Image: Strong waves batter Basco, Batanes province, northern Philippines, on Monday. (AP Photo/Justine Mark Pillie Fajardo)
Shenzhen’s airport added it will halt flights from Tuesday night.
In Fujian province, on China’s southeast coast, 50 ferry routes were suspended.
According to China’s National Meteorological Centre, the typhoon will make landfall in the coastal area between Shenzhen city and Xuwen county in Guangdong province on Wednesday.
Image: The International Space Station captures the eye of Typhoon Ragasa. (Pic: NASA/Reuters)
A tropical cyclone with sustained winds of 115mph or higher is categorised in the Philippines as a super typhoon.

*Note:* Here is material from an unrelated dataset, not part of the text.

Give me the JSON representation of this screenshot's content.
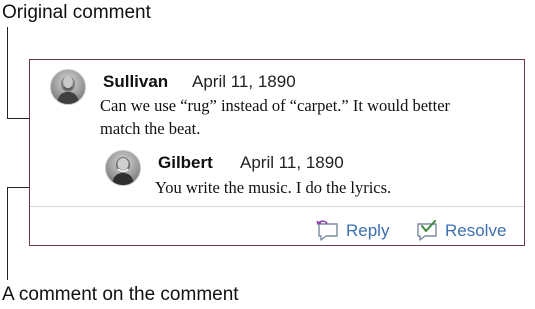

The term was adopted years ago to demonstrate the urgency tied to extreme weather disturbances.
Ragasa was heading west and was forecast to remain in the South China Sea until at least Wednesday while passing south of Taiwan and Hong Kong, before landfall on the China mainland.
The Philippines’ weather agency warned there was “a high risk of life-threatening storm surge with peak heights exceeding three metres within the next 24 hours over the low-lying or exposed coastal localities” of the northern provinces of Cagayan, Batanes, Ilocos Norte and Ilocos Sur.
Power was cut out on Calayan island and in the entire northern mountain province of Apayao, west of Cagayan, disaster officials said.
There were no immediate reports of casualties from Ragasa, which is known locally in the Philippines as Nando.
On Monday, Philippine president Ferdinand Marcos Jr suspended government work and all classes on Monday in the capital, Manila, and 29 provinces in the main northern Luzon region.